Cluster Contributions

  • On 5 March 2024, the UCSB History Associates present “Beyond Bookselling: How Queer Bookstores Shaped the Gay Liberation Movement” with doctoral candidate Sarah Dunne in partnership with the Santa Barbara Public Library. This event is free and open to the public. 
  • Kristen Thomas-McGill, “Belief and Doubt in Histories of Abuse,” Broadsides, North American Conference on British Studies, (Blog Posted, 8 September 2023). Cases of sexual violence, particularly against children, hinge precariously on the belief of others, more so than other crimes. (Nobody pointedly asks a mugging victim if they are sure they were really mugged.) Historical instances of child sexual abuse are, therefore, distinctly productive sites for exploring not only histories of childhood, crime, or sexuality but also of belief itself. Further, they highlight the contingency of historians’ own practices of belief and disbelief. This case study from 1903 is instructive.

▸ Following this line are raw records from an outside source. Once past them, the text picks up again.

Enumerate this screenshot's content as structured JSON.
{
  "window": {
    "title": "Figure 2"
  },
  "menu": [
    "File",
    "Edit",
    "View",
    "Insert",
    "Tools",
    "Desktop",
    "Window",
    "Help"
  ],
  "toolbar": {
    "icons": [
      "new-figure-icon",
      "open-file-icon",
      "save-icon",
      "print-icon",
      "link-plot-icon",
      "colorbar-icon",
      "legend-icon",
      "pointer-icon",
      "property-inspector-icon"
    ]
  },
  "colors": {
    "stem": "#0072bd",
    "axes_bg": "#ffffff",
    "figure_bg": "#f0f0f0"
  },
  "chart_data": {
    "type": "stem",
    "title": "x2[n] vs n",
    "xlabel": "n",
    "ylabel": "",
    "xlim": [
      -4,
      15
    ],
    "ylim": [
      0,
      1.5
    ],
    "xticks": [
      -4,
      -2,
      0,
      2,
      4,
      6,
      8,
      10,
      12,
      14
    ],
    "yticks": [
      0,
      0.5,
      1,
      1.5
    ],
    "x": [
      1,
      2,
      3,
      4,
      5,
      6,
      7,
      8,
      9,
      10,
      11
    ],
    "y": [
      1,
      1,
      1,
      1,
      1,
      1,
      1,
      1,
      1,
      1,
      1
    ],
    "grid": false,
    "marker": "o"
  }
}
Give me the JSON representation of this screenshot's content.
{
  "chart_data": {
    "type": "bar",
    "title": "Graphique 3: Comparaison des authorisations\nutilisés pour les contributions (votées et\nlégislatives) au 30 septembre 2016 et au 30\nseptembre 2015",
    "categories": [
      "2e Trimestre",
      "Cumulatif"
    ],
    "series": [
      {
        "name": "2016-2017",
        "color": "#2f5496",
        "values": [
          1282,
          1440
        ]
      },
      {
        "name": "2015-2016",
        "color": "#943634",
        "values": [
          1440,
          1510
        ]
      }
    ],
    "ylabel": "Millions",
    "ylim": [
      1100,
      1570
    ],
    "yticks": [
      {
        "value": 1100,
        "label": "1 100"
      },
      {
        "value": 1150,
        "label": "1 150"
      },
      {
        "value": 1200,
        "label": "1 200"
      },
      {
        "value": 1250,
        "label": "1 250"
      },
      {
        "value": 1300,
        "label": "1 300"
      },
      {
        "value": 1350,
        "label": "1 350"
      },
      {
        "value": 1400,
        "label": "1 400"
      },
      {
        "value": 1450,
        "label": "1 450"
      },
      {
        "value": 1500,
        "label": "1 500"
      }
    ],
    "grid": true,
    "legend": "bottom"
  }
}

  • Kendall Lovely, Red Coral Stories, Digital Exhibition. This exhibition shifts Ancient Greek/Roman/Mediterranean culture as a Western ancient heritage toward creating a borderlands space of cross-cultural exchanges, past and present. In undermining the assumptions that align classical antiquity with whiteness, able-bodiedness, gender binaries, and civilizational progress, this project works to advance more complex relationships with pasts and futures for Indigenous people. 
  • Leila Rupp and John D’Emilio, Queer America, A Learning for Justice Podcast. This podcast is produced in partnership with the University of Wisconsin Press, publishers of Understanding and Teaching U.S. Lesbian, Gay, Bisexual, and Transgender History. It is the first book designed for high school and university teachers who want to integrate LGBTQ history into their standard curriculum. 
  • Jarett Henderson, “A Wave of ‘Infamous Crime’ Clause Making?” Broadsides, North American Conference on British Studies, (Blog Posted, 14 July 2023). What exactly constituted an “infamous crime?” Unlike anti-sodomy laws that kept sex between men a capital crime for much of the nineteenth century, we might think of “infamous crime” clauses as a form of state-sanctioned oppression that governed the lives of men who served out a sentence for a sodomy-related crime or feared being accused of one. Though relatively expansive (and vague) in scope and scale, this wave of “infamous crime” clauses stipulated the quotidian consequences for queerness in settler Canada.